Roux snorted, laughing now, too. “Okay, but I still think Lavonda’s winning. That’s gross, not bad.”

“Except I brush my teeth with a regular old Oral-B,” Panda said, and then there was a pause. She made them wait for it, but I got there first and felt a bubble of shocked laughter rising. “Only Francis brushes with the battery-powered kind.”

Then they were all laughing like a pack of jackals, covering my own laughter. Poor Francis! I would never be able to look at his lovely white teeth in the same way again.

“Oh, my God,” Lavonda said, lifting her plastic cup. A good inch of clear liquid sloshed around in the bottom. “You got me. You have the lead.”

“Tate?” Roux said, lofting her own glass. “I don’t think you can beat that. Drink.”

“Hold on!” Tate said, sitting up very straight. Panda never beat Tate at anything. Tate leaned in. “I frenched a guy last week. Not my husband. Boom, bitches. Why don’t y’all drink to that.”
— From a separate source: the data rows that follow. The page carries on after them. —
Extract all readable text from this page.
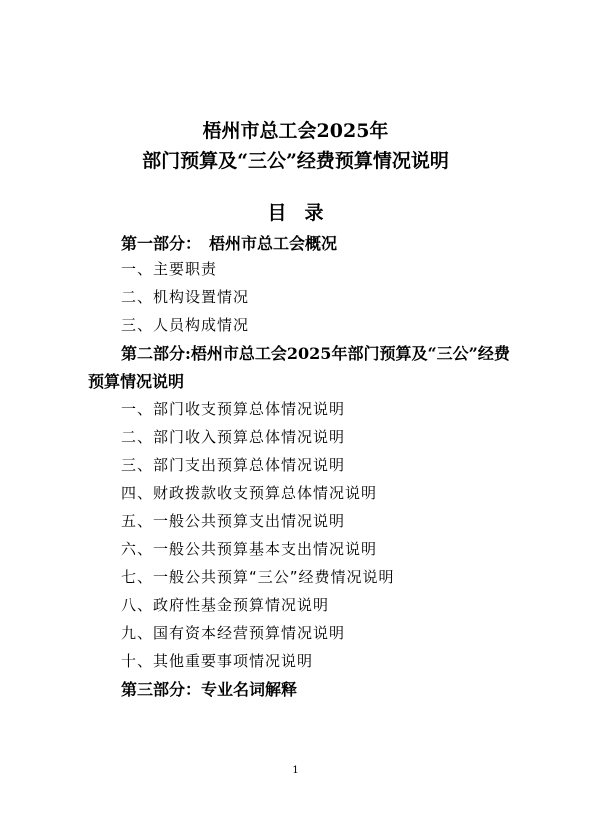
梧州市总工会2025年
部门预算及“三公”经费预算情况说明
目录
第一部分： 梧州市总工会概况
一、主要职责
二、机构设置情况
三、人员构成情况
第二部分:梧州市总工会2025年部门预算及“三公”经费
预算情况说明
一、部门收支预算总体情况说明
二、部门收入预算总体情况说明
三、部门支出预算总体情况说明
四、财政拨款收支预算总体情况说明
五、一般公共预算支出情况说明
六、一般公共预算基本支出情况说明
七、一般公共预算“三公”经费情况说明
八、政府性基金预算情况说明
九、国有资本经营预算情况说明
十、其他重要事项情况说明
第三部分：专业名词解释
1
The hilarity drained instantly. Silence from Panda. Silence from Lavonda. I found myself stepping in closer.

“Who?” Panda said, and there was such outrage in her voice that even sloppy-drunk Tate seemed to hear it. “Who was it? Someone we know? Someone’s husband?”

Tate backpedaled. “God, no! No one you know.”

I did not believe this.

“Well, that wins,” Roux said, wry, and drained her cup.
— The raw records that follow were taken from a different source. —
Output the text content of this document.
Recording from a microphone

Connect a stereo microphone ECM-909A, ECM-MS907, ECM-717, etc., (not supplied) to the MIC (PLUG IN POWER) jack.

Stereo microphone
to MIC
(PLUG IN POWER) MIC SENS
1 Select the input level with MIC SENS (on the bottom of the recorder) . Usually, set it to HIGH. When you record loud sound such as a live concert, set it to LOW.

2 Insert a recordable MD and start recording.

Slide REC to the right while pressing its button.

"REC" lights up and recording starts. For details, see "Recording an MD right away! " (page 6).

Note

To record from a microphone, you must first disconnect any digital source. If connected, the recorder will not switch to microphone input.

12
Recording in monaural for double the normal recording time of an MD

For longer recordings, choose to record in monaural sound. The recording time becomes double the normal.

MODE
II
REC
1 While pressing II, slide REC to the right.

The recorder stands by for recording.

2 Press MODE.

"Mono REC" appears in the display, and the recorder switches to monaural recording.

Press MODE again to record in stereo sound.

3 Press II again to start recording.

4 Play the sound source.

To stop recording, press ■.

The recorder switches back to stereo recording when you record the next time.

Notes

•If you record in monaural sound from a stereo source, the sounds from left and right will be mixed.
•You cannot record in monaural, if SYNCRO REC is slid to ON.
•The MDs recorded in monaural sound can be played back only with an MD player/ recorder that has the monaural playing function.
Panda and Lavonda were still staring at Tate.

“You let him?” Panda said.

Tate said, “No, no, I pushed him right away. I guess I . . . felt sorry. He was saying how his wife was pregnant and she was being the sex camel. I felt bad for him, you know? He misread it, and he tried something. I shut it down. Of course. Not a big deal. Panda wins. Here, I’ll drink.” She guzzled at her cup.

I was reverberating with a second shock. Pregnant? Did she mean Charlotte’s husband? Surely not. The world was full of pregnant women. Just because Char was the only pregnant person in our neighborhood right now, it didn’t mean Tate had started something up with Phillip Baxter.

“Who was it, Tate?” I had to know. I couldn’t stand here, passive, eavesdropping. Tate turned her head to peer at me with owlish eyes. I don’t think she’d realized I was back until that moment. Her eyes widened, and her face flushed a deep, dark red. Panda and Lavonda were her inner circle, but I was Charlotte’s. Tate couldn’t look away from me, and I could see drunk wheels spinning in her head.

“Just a guy I met . . . um, at the car place. We were stuck in that waiting room, and we got talking,” she said, overloud, looking right at me, and she was lying.

“It’s just a game, y’all,” Roux said, getting up. “Panda won. Come join us for the next round, Amy.”

She walked toward me, slow and slinky, like a parody of a fifties housewife, carrying a glass with a shot of gin at the bottom.